The American economy finished 2013 on a healthy note, buoyed by strong consumer spending along with an improved trade picture, spurring hopes that the momentum will continue into this year. At an annual rate of 3.2 percent, the growth in the fourth quarter was a deceleration from the pace of expansion in the summer, the Commerce Department said, but was still well above the anemic rate of growth in the first half of 2013. The economy was weighed down early in 2013 by the effects of the tax increases and federal spending cuts imposed by Washington, but surprised many experts by then shrugging off much of the impact of the fall’s government shutdown and debt-ceiling standoff. With the headwinds from federal austerity now easing, many economists hope some of the momentum from the second half of 2013 will continue through 2014. For all of 2013, the economy expanded at a rate of 1.9 percent, well below the 2.8 percent growth pace in 2012.
“What’s encouraging is that consumer spending and business investment improved, showing healthier underlying growth in the economy,” said Michelle Meyer, senior United States economist at Bank of America Merrill Lynch. “The fundamental story for 2014 is still positive.”
While the headline number was encouraging, the details of Thursday’s report neatly illustrate the crosscurrents that have been buffeting the economy, and have prevented it from achieving more sustained gains.

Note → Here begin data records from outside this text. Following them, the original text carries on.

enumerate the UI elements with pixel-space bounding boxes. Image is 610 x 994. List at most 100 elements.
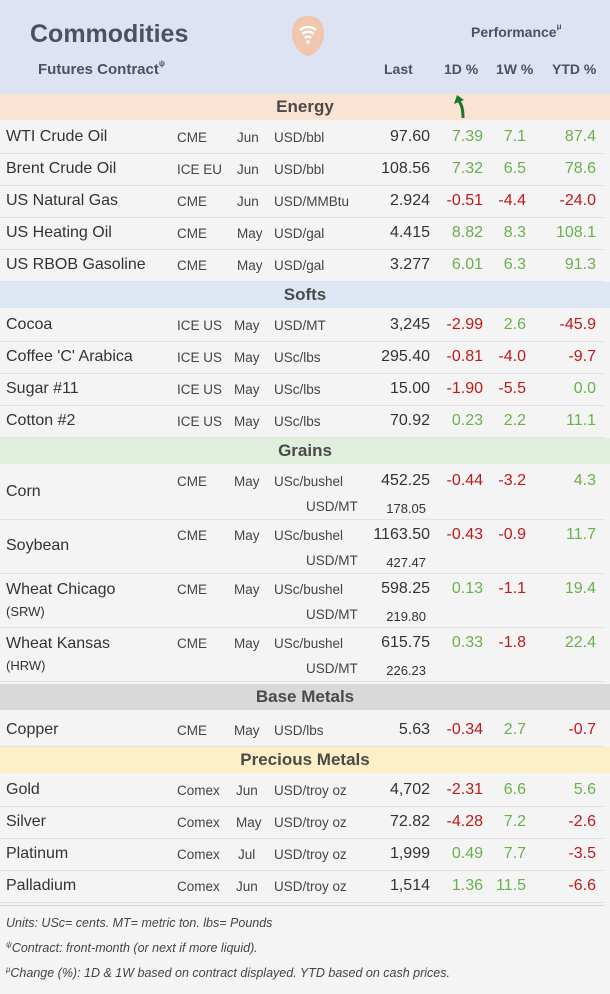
commodity-name: Platinum <box>6 845 69 862</box>
exchange: CME <box>177 474 207 489</box>
unit: USD/gal <box>274 226 325 241</box>
futures-contract-label: Futures Contract <box>38 61 159 78</box>
last-price: 1,514 <box>389 877 430 894</box>
change-ytd: 11.7 <box>566 526 596 543</box>
exchange: CME <box>177 258 207 273</box>
change-1d: -0.44 <box>446 472 483 489</box>
exchange: CME <box>177 723 207 738</box>
contract-month: May <box>237 226 263 241</box>
exchange: Comex <box>177 783 220 798</box>
table-row[interactable]: Coffee 'C' Arabica ICE US May USc/lbs 295.40… <box>0 342 604 374</box>
unit: USD/MT <box>274 318 326 333</box>
last-price-secondary: 427.47 <box>386 555 426 570</box>
last-price: 1,999 <box>389 845 430 862</box>
change-1w: -3.2 <box>498 472 526 489</box>
table-row[interactable]: Soybean CME May USc/bushel 1163.50 USD/MT 427.… <box>0 520 604 574</box>
commodity-subname: (HRW) <box>6 658 46 673</box>
unit-secondary: USD/MT <box>306 499 358 514</box>
performance-header: Performanceμ <box>471 22 562 40</box>
up-arrow-icon <box>454 95 465 119</box>
last-price: 1163.50 <box>373 526 430 543</box>
col-last: Last <box>384 61 413 77</box>
footer-units: Units: USc= cents. MT= metric ton. lbs= … <box>6 916 273 930</box>
table-row[interactable]: Silver Comex May USD/troy oz 72.82 -4.28 7.2 -2… <box>0 807 604 839</box>
change-ytd: 11.1 <box>566 412 596 429</box>
last-price: 97.60 <box>389 128 430 145</box>
change-1w: 2.6 <box>503 316 526 333</box>
change-ytd: 4.3 <box>573 472 596 489</box>
table-row[interactable]: Gold Comex Jun USD/troy oz 4,702 -2.31 6.6 5.6 <box>0 775 604 807</box>
col-1d: 1D % <box>444 61 479 77</box>
unit: USc/lbs <box>274 350 321 365</box>
table-row[interactable]: Cotton #2 ICE US May USc/lbs 70.92 0.23 2.2 11.… <box>0 406 604 438</box>
contract-month: May <box>234 528 260 543</box>
unit: USc/bushel <box>274 636 344 651</box>
psi-footnote-mark: ψ <box>6 940 12 949</box>
last-price: 2.924 <box>389 192 430 209</box>
table-row[interactable]: Platinum Comex Jul USD/troy oz 1,999 0.49 7.7 -… <box>0 839 604 871</box>
unit: USD/gal <box>274 258 325 273</box>
table-row[interactable]: US Natural Gas CME Jun USD/MMBtu 2.924 -0.51-… <box>0 186 604 218</box>
change-1w: 6.5 <box>503 160 526 177</box>
contract-month: May <box>237 258 263 273</box>
table-row[interactable]: US RBOB Gasoline CME May USD/gal 3.277 6.01 6.… <box>0 250 604 282</box>
page-title: Commodities <box>30 20 189 48</box>
table-row[interactable]: Palladium Comex Jun USD/troy oz 1,514 1.36 11.… <box>0 871 604 903</box>
change-1w: -1.1 <box>498 580 526 597</box>
unit: USc/bushel <box>274 474 344 489</box>
footer-divider <box>0 905 604 906</box>
table-row[interactable]: WTI Crude Oil CME Jun USD/bbl 97.60 7.39 7.1 87… <box>0 122 604 154</box>
col-ytd: YTD % <box>552 61 597 77</box>
change-1w: 7.1 <box>503 128 526 145</box>
table-row[interactable]: Cocoa ICE US May USD/MT 3,245 -2.99 2.6 -45.9 <box>0 310 604 342</box>
change-1d: 1.36 <box>451 877 483 894</box>
footer-change-text: Change (%): 1D & 1W based on contract di… <box>10 966 450 981</box>
last-price: 3.277 <box>389 256 430 273</box>
footer-contract-text: Contract: front-month (or next if more l… <box>11 941 258 956</box>
change-1d: 8.82 <box>451 224 483 241</box>
change-1d: -0.51 <box>446 192 483 209</box>
unit: USc/lbs <box>274 382 321 397</box>
table-row[interactable]: Wheat Chicago (SRW) CME May USc/bushel 598.25… <box>0 574 604 628</box>
last-price: 70.92 <box>389 412 430 429</box>
exchange: Comex <box>177 847 220 862</box>
change-1w: -4.0 <box>498 348 526 365</box>
unit-secondary: USD/MT <box>306 553 358 568</box>
change-ytd: 19.4 <box>564 580 596 597</box>
table-row[interactable]: Wheat Kansas (HRW) CME May USc/bushel 615.75 U… <box>0 628 604 682</box>
exchange: ICE US <box>177 350 223 365</box>
contract-month: May <box>234 474 260 489</box>
last-price: 295.40 <box>381 348 430 365</box>
mu-footnote-mark: μ <box>6 965 11 974</box>
table-row[interactable]: Brent Crude Oil ICE EU Jun USD/bbl 108.56 7.3… <box>0 154 604 186</box>
last-price: 108.56 <box>381 160 430 177</box>
unit: USc/bushel <box>274 528 344 543</box>
change-ytd: 22.4 <box>564 634 596 651</box>
contract-month: May <box>234 350 260 365</box>
commodity-name: Cocoa <box>6 316 53 333</box>
change-1d: -1.90 <box>446 380 483 397</box>
commodity-name: Wheat Kansas <box>6 635 111 652</box>
change-1d: 0.49 <box>451 845 483 862</box>
commodity-name: US Heating Oil <box>6 224 112 241</box>
exchange: CME <box>177 528 207 543</box>
change-ytd: -24.0 <box>559 192 596 209</box>
change-1d: 0.13 <box>451 580 483 597</box>
table-row[interactable]: Corn CME May USc/bushel 452.25 USD/MT 178.05 -0… <box>0 466 604 520</box>
section-base-metals: Base Metals <box>0 684 610 710</box>
psi-superscript: ψ <box>158 59 165 68</box>
contract-month: Jun <box>237 162 259 177</box>
last-price: 72.82 <box>389 813 430 830</box>
section-energy: Energy <box>0 94 610 120</box>
change-1d: -0.43 <box>446 526 483 543</box>
table-row[interactable]: Copper CME May USD/lbs 5.63 -0.34 2.7 -0.7 <box>0 715 604 747</box>
contract-month: Jun <box>237 194 259 209</box>
change-ytd: -45.9 <box>559 316 596 333</box>
table-row[interactable]: US Heating Oil CME May USD/gal 4.415 8.82 8.3 1… <box>0 218 604 250</box>
contract-month: May <box>234 636 260 651</box>
last-price: 5.63 <box>398 721 430 738</box>
change-ytd: -9.7 <box>568 348 596 365</box>
table-row[interactable]: Sugar #11 ICE US May USc/lbs 15.00 -1.90 -5.5 0… <box>0 374 604 406</box>
contract-month: May <box>234 414 260 429</box>
commodity-name: US RBOB Gasoline <box>6 256 146 273</box>
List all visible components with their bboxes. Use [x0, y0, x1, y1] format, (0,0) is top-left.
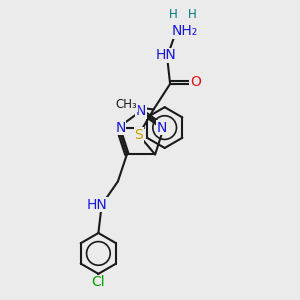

For example, although consumer spending grew by 3.3 percent in October, November and December, up from a 2 percent increase in the third quarter, government expenditures plunged 12.6 percent amid the shutdown and automatic budget cuts imposed by Congress at the start of 2013. Over all, the government pullback lowered fourth-quarter growth by 0.9 percentage points, with the shutdown itself shaving off 0.3 percentage points. In addition, the residential housing sector was also a source of weakness, cutting overall growth by 0.3 percentage points. Some of that drop was weather-related, as construction activity halted, but it also represents a slowing of housing gains as mortgage interest rates rose and the sector’s postrecession rebound cooled. The fourth-quarter of 2013 was the first time that housing was a drag on overall growth since 2010. As was the case in the third quarter, inventory additions by businesses lifted growth, adding 0.4 percentage points. Those stockpiles will most likely be drawn down in the first quarter of 2014, slowing the expansion a bit in the current quarter, economists said. The trade picture continued to improve, as exports rose strongly while imports inched up only a bit.
“It’s a pretty solid report with a big burst in consumption at the end of the year, a big narrowing in the trade deficit and some weakness in housing,” said Julia Coronado, chief economist for North America at BNP Paribas.
The fourth-quarter number, which was the Commerce Department’s first estimate of the economy’s performance in the period, was about the same as economists’ expectations. Government statisticians will revise the growth number two more times in the coming months as more data comes in, and it could move up or down. Also Thursday, the Labor Department said weekly applications for unemployment benefits rose 19,000 last week to 348,000, the highest in about a month. But the broader trend in applications remains low. The four-week average, a less volatile measure, increased just 750 to 333,000. The increase follows three weeks of declines. In other economic news, fewer Americans signed contracts to buy previously occupied homes in December. Pending home sales fell to the lowest point since October 2011. The National Association of Realtors says its seasonally adjusted pending home sales index dropped 8.7 percent last month to 92.4.
Just six weeks ago, economists had expected fourth-quarter growth to be in the range of 1.5 percent, but they were pleasantly surprised by healthy gains in consumer spending as 2013 drew to a close. While the overall numbers for the second half of 2013 are encouraging, they still mask big challenges that the economy faces. Total nonfarm payrolls in the United States are still more than 1 million below where they were immediately before the recession, even after nearly four years of slow recovery and a modest pickup in hiring more recently.
And while the unemployment rate has fallen substantially in the last 12 months, to 6.7 percent in December, much of that drop has been caused by workers’ dropping out of the labor force rather than finding jobs.
“Everybody agrees that with each progressive quarter and year, it is getting better,” said Guy Berger, the United States economist at RBS. “But without a meaningful increase in employment, it makes it difficult to power strong growth in the future.”